Varying numbers of foam cells were noted in 6 of the 7 patients. In most of the case patients, these cells were numerous and readily identifiable, whereas 1 case patient had fewer and less prominent foam cells (Figure 2 and Figure 3). The cells were arranged in aggregates surrounding the infundibulum and the apocrine duct. The cell borders were discernible and cytoplasm was abundant and finely vacuolated or almost granular, yielding a foamy appearance with a grayish blue or amphophilic hue. The nuclei were pale and somewhat ovoid or sometimes slightly irregularly shaped. Sparse to moderate lymphohistiocytic infiltrates were seen in the same distribution, but multinucleate cells were not prominent. The foam cells were observed in 64% of the microscopic-level sections examined.

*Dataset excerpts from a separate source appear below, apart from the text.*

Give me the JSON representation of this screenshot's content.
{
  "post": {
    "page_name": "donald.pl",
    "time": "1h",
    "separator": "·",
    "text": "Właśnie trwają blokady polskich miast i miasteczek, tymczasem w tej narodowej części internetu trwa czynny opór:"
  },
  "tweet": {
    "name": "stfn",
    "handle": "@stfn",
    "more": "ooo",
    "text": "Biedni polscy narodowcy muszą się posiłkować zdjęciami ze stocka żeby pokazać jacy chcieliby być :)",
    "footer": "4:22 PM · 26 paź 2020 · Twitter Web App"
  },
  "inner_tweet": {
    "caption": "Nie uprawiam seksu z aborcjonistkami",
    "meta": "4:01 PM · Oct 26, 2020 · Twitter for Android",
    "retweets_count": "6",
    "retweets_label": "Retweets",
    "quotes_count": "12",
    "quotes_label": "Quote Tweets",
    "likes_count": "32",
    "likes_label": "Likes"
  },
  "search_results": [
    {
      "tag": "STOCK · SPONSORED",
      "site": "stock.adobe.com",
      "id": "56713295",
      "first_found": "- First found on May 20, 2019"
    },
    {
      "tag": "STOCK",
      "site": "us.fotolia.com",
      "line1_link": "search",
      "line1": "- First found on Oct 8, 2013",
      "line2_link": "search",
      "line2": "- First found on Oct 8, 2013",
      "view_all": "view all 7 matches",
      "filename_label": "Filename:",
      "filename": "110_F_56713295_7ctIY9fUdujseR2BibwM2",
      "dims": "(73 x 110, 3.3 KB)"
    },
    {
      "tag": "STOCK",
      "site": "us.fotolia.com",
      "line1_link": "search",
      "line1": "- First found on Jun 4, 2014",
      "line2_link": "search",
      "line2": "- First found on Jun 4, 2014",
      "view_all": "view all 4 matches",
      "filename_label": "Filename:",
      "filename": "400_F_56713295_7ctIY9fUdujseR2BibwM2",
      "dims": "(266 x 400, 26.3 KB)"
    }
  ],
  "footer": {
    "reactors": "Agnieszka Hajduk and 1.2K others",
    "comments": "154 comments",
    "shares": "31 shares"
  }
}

Abundant peri-infundibular and periductal foam cells in a patient with Fox-Fordyce disease (hematoxylin-eosin, original magnifications ×100 in A and ×400 in B).
Moderate to few peri-infundibular and periductal foam cells in a patient with Fox-Fordyce disease (hematoxylin-eosin, original magnification ×400 for A and B and ×200 for both inset images).
One HS specimen showed some resemblance to the foam cells near the infundibulum. By examining additional cases of HS and suppurative folliculitis, we noted that resemblance to the peri-infundibular foam cells was due to either cells with abundant somewhat stringy cytoplasm with indistinct cell walls in an edematous stroma or cells with clear but nonfoamy cytoplasm. These cells were widely distributed in the dermis and the subcutis rather than being confined to peri-infundibular and periductal areas. In addition, the HS specimens had a much denser mixed-cell infiltrate in the lower dermis and subcutis, with areas of necrosis.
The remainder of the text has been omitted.